Archive for Saturday, February 02, 2008
Obama picks up key Edwards supporter
The Service Employees International Union, which had backed Edwards’ failed presidential big, endorses Obama. The Illinois senator says he has asked his former rival for an endorsement, too.
Sen. Barack Obama today picked up the support of a key California union that had backed one of his failed opponents for the Democratic presidential nomination.
The state council of the Service Employees International Union has decided to back Obama after its first choice, former Sen. John Edwards dropped out this week, spokeswoman Jeanine Meyer Rodriguez said in a telephone interview.
“Basically we think that there are really good candidates in this election, and a lot of good energy,” she said of Obama and his principal rival New York Sen.
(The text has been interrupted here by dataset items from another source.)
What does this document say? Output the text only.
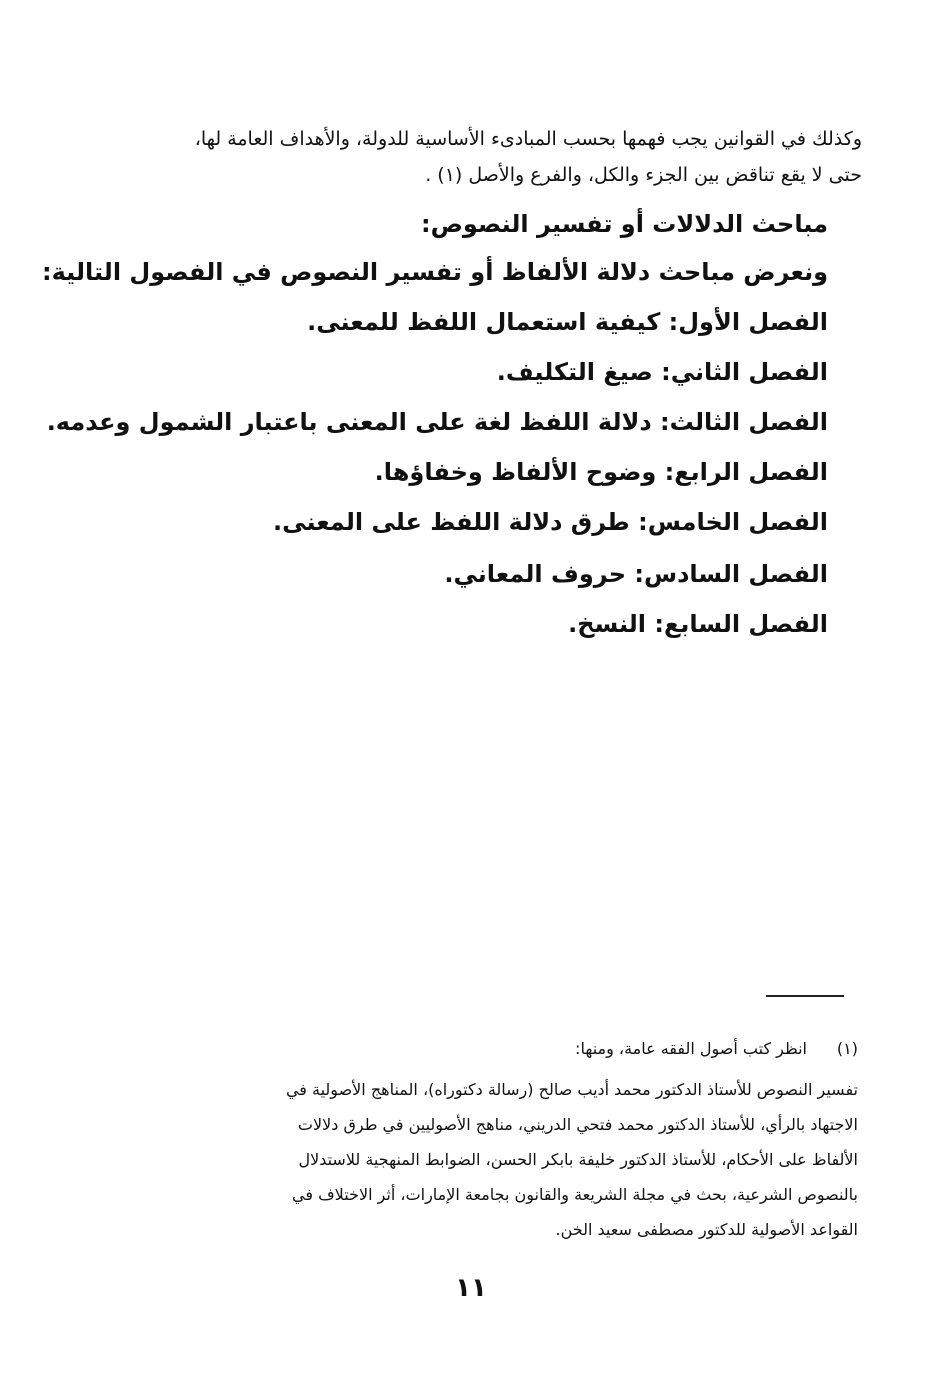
وكذلك في القوانين يجب فهمها بحسب المبادىء الأساسية للدولة، والأهداف العامة لها،
حتى لا يقع تناقض بين الجزء والكل، والفرع والأصل (١) .
مباحث الدلالات أو تفسير النصوص:
ونعرض مباحث دلالة الألفاظ أو تفسير النصوص في الفصول التالية:
الفصل الأول: كيفية استعمال اللفظ للمعنى.
الفصل الثاني: صيغ التكليف.
الفصل الثالث: دلالة اللفظ لغة على المعنى باعتبار الشمول وعدمه.
الفصل الرابع: وضوح الألفاظ وخفاؤها.
الفصل الخامس: طرق دلالة اللفظ على المعنى.
الفصل السادس: حروف المعاني.
الفصل السابع: النسخ.
(١)
انظر كتب أصول الفقه عامة، ومنها:
تفسير النصوص للأستاذ الدكتور محمد أديب صالح (رسالة دكتوراه)، المناهج الأصولية في
الاجتهاد بالرأي، للأستاذ الدكتور محمد فتحي الدريني، مناهج الأصوليين في طرق دلالات
الألفاظ على الأحكام، للأستاذ الدكتور خليفة بابكر الحسن، الضوابط المنهجية للاستدلال
بالنصوص الشرعية، بحث في مجلة الشريعة والقانون بجامعة الإمارات، أثر الاختلاف في
القواعد الأصولية للدكتور مصطفى سعيد الخن.
١١
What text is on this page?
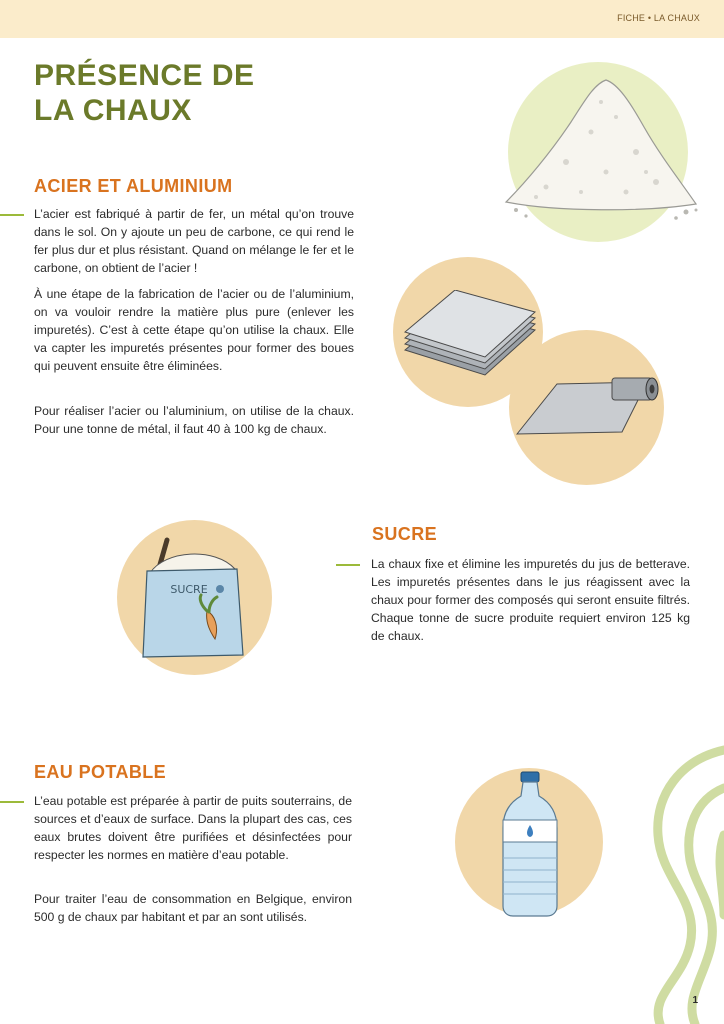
FICHE • LA CHAUX
PRÉSENCE DE
LA CHAUX
ACIER ET ALUMINIUM

L’acier est fabriqué à partir de fer, un métal qu’on trouve dans le sol. On y ajoute un peu de carbone, ce qui rend le fer plus dur et plus résistant. Quand on mélange le fer et le carbone, on obtient de l’acier !

À une étape de la fabrication de l’acier ou de l’aluminium, on va vouloir rendre la matière plus pure (enlever les impuretés). C’est à cette étape qu’on utilise la chaux. Elle va capter les impuretés présentes pour former des boues qui peuvent ensuite être éliminées.

Pour réaliser l’acier ou l’aluminium, on utilise de la chaux. Pour une tonne de métal, il faut 40 à 100 kg de chaux.

SUCRE
SUCRE

La chaux fixe et élimine les impuretés du jus de betterave. Les impuretés présentes dans le jus réagissent avec la chaux pour former des composés qui seront ensuite filtrés. Chaque tonne de sucre produite requiert environ 125 kg de chaux.

EAU POTABLE

L’eau potable est préparée à partir de puits souterrains, de sources et d’eaux de surface. Dans la plupart des cas, ces eaux brutes doivent être purifiées et désinfectées pour respecter les normes en matière d’eau potable.

Pour traiter l’eau de consommation en Belgique, environ 500 g de chaux par habitant et par an sont utilisés.

1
Hillary Rodham Clinton, who was campaigning today in California.
“We believe that Obama best advances our vision for a new America, united in hope,” Rodriguez said in explaining why the union decided to back the Illinois senator. Annelle Grajeda, president of the group, formally announced the decision this morning.
The 650,000-member state union represents employees including nurses, janitors and home care workers. It is especially strong in the Latino community, a key voting bloc in Tuesday’s primary in California and some 20 other contests across the nation.
The union’s decision to go with Obama is also important as part of the campaign’s efforts to woo former supporters of Edwards, who dropped out of the presidential sweepstakes after running poorly in the early primaries and caucuses. Edwards keyed his effort on a strong economic campaign and helping to poor and unionized.
At a Los Angeles news conference, Obama said that he has specifically asked Edwards for his endorsement, although “we haven’t had specific conversations about an Obama administration…. He and I share a fundamental view that it is not enough to just change political parties.”
The Obama campaign is courting Edwards’ supporters heavily.
In a statement, the campaign announced that “elected officials including a former congressman from Georgia and state legislative leaders in Arizona, New Jersey, North Dakota and Virginia announced their decision to support Obama after previously playing a leading role in the Edwards campaign.”
At his news conference, which focused mainly on economic issues, Obama said he thought that the Thursday night debate underscored the major differences between himself and Sen. Clinton – Iraq, health care and lobbyists.
“The problem with the war in Iraq was a problem of conception. If we go in there suggesting it was just not managed well by George Bush, then Sen. McCain will be able to come back and argue that … we are now getting it right,” Obama said of the leading GOP candidate, Arizona Sen. John McCain.
“I totally dispute that,” Obama continued. “It is easier for me to dispute,” he said, given his long-standing statements that the war was a strategic error.
Obama today also was endorsed by MoveOn.org, a liberal social network on the Web that claims 3.2 million members. Members backed Obama by a ratio of better than 2-to-1, the group said in a statement.